I used to swear by HP but they've started this nasty habit of discontinuing ink cartridges after about three years, forcing you to buy a new printer because you can no longer get "original" cartridges for it.
On Windows I like Canon printers. But forget about trying to use the CD/DVD-printing Pixma series on Linux - while you can print on paper and labels just fine there is insufficient adjustment in the printer driver config files to allow proper alignment/registration when you wish to print directly on a CD/DVD, meaning you have to plug it into a Windows machine and use Canon's crappy CD Label Printer software that looks and behaves like a Windows 3.1 reject.

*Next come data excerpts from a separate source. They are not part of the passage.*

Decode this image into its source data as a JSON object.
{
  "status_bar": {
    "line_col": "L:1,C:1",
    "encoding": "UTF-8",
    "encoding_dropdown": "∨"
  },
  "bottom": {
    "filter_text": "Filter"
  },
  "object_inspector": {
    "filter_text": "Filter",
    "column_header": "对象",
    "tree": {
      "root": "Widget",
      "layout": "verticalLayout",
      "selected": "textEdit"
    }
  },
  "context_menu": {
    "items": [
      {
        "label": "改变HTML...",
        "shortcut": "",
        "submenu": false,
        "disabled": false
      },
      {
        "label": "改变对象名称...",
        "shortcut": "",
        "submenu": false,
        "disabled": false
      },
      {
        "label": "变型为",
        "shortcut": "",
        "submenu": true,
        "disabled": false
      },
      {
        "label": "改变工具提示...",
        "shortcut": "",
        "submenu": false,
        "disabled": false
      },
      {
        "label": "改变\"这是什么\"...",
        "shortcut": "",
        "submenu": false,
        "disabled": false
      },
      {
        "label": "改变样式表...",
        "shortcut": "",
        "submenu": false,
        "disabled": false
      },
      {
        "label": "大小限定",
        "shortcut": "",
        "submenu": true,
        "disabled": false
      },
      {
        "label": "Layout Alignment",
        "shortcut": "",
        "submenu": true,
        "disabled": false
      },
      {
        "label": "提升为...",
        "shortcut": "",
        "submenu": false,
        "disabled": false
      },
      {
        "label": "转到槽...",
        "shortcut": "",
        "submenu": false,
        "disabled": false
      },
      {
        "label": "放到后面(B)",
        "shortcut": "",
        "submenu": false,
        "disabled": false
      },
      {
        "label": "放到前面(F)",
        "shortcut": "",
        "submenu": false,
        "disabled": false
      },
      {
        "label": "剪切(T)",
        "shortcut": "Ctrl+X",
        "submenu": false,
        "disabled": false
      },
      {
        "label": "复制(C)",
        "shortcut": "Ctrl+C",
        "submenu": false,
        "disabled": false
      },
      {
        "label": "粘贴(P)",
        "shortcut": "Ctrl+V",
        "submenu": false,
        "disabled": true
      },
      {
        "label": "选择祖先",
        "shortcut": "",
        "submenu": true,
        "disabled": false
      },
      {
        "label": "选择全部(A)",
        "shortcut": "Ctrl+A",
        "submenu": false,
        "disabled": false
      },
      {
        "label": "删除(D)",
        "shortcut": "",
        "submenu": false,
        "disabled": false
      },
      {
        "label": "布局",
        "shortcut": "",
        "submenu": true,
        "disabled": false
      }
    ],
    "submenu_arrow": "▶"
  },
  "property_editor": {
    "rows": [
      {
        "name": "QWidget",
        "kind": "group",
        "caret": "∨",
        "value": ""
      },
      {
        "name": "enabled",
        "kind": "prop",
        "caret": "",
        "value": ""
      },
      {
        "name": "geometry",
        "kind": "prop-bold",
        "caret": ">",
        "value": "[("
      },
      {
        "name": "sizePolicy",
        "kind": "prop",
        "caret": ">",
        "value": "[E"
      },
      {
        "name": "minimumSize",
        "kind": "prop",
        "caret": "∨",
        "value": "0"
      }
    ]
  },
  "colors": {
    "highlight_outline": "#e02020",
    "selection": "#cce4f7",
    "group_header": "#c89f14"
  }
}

I'll be due for a new printer as soon as I can't get cartridges for my current HP OfficeJet. And this time I'm seriously considering a Samsung laser printer, or perhaps a Kyocera.
Agreed on Kyocera. Once we moved to them for the majority of our clinic's printing, we had a measured 90% decrease in printer problems. It also is a good idea to find a local printer maintenance company that specializes in Kyocera printers as I have found that when there is a problem it is generally a worn out part that is causing it. Which speaks volumes about the quality of the printers as they wear out before they break something. I have never seen them fail to the point of disabling the printer without having printed well over 10000 pages first. Our current Kyocera with the record for the most pages printed is somewhere above 1 Million pages printed.